Même avec cet important travail d’adaptation, la lecture de représentations graphiques au doigt est un exercice réellement difficile, qui nécessite un long travail d’apprentissage aux personnes en situation de déficience visuelle.
Étudier les mathématiques aujourd’hui
Si la lecture du braille est aujourd’hui une compétence incontournable par la plupart des non voyants en âge d’être scolarisés, on observe une grande disparité à travers le monde quant aux pratiques d’accès au contenu écrit, qu’il soit mathématique ou non. L’outil informatique a apporté des facilités qui sont précieuses, amenant notamment la synthèse vocale comme outil alternatif à la lecture tactile. En France, la plupart des jeunes en situation de déficience visuelle ont accès à une version retranscrite de leurs supports de cours. Cependant, si l’école inclusive a permis en théorie un accès universel à l’enseignement, on observe tout de même de grande disparités suivant les établissements d’accueil 3, et leur proximité à des services de transcription-adaptation. Il n’est pas rare de rencontrer des jeunes qui n’ont pas pu faire les choix d’orientation auxquels ils se destinaient par manque d’accès à une transcription à la hauteur des besoins de la formation.

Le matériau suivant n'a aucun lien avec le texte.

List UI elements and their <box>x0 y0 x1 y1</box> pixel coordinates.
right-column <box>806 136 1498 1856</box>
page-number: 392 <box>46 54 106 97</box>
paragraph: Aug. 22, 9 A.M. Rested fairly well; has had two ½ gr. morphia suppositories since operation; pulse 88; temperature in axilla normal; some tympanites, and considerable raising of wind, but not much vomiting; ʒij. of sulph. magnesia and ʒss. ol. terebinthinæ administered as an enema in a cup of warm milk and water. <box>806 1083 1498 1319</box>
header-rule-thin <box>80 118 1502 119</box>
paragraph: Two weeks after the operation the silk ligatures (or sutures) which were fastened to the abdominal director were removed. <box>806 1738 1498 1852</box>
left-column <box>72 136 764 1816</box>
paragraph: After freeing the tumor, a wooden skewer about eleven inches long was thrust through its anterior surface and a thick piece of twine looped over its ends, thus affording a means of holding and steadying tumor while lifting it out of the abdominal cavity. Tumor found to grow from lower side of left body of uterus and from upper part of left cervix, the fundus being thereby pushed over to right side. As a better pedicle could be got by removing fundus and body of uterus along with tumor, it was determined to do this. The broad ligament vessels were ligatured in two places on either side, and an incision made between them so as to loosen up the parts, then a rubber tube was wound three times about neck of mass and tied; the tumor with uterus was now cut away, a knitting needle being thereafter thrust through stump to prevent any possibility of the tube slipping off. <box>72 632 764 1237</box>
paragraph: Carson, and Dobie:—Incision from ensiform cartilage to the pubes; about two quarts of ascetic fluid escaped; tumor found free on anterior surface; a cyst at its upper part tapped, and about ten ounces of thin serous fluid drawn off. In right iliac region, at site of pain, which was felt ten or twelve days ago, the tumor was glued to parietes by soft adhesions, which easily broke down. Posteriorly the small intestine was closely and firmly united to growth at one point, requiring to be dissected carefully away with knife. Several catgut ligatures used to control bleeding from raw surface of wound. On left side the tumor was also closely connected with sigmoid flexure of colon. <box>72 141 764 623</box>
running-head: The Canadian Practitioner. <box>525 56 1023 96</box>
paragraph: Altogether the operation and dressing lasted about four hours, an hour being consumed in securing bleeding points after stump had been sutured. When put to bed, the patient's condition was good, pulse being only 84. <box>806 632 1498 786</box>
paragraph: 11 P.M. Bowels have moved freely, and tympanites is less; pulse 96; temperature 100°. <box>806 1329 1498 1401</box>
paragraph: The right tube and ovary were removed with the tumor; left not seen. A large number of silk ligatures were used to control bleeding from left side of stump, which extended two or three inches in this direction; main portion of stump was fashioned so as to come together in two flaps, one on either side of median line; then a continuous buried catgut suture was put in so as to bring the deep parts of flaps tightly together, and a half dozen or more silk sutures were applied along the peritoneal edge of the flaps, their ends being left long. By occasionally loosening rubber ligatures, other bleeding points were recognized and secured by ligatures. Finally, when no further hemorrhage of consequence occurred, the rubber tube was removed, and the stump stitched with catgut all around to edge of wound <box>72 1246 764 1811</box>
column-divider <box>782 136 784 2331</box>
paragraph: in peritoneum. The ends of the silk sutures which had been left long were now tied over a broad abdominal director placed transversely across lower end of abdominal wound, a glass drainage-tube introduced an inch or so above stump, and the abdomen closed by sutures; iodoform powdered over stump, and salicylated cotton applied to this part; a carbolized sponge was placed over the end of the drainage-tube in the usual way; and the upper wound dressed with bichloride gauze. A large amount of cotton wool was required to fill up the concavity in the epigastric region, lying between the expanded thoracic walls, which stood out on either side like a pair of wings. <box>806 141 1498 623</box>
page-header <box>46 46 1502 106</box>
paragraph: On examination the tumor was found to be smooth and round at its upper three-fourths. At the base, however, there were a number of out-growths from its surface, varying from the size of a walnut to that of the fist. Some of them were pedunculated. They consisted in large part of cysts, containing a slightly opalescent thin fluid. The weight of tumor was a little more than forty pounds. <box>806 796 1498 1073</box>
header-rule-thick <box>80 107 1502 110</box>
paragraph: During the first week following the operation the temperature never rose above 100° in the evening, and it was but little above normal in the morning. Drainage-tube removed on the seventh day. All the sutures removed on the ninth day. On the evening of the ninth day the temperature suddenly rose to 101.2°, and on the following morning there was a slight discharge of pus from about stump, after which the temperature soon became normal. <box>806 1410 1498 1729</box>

La FISAF (Fédération nationale pour l'Inclusion des personnes en situation de Handicap Sensoriel et DYS en France) est le seul organisme en France proposant une formation qualifiante reconnue au métier de transcripteur-adaptateur de documents. La formation est ouverte aux titulaires d'un bac +3 ou Bac +2 avec 1 an d'expérience en transcription-adaptation. La formation s'étale sur 2 années universitaires.
Depuis quelques années il s'agit d'une licence universitaire.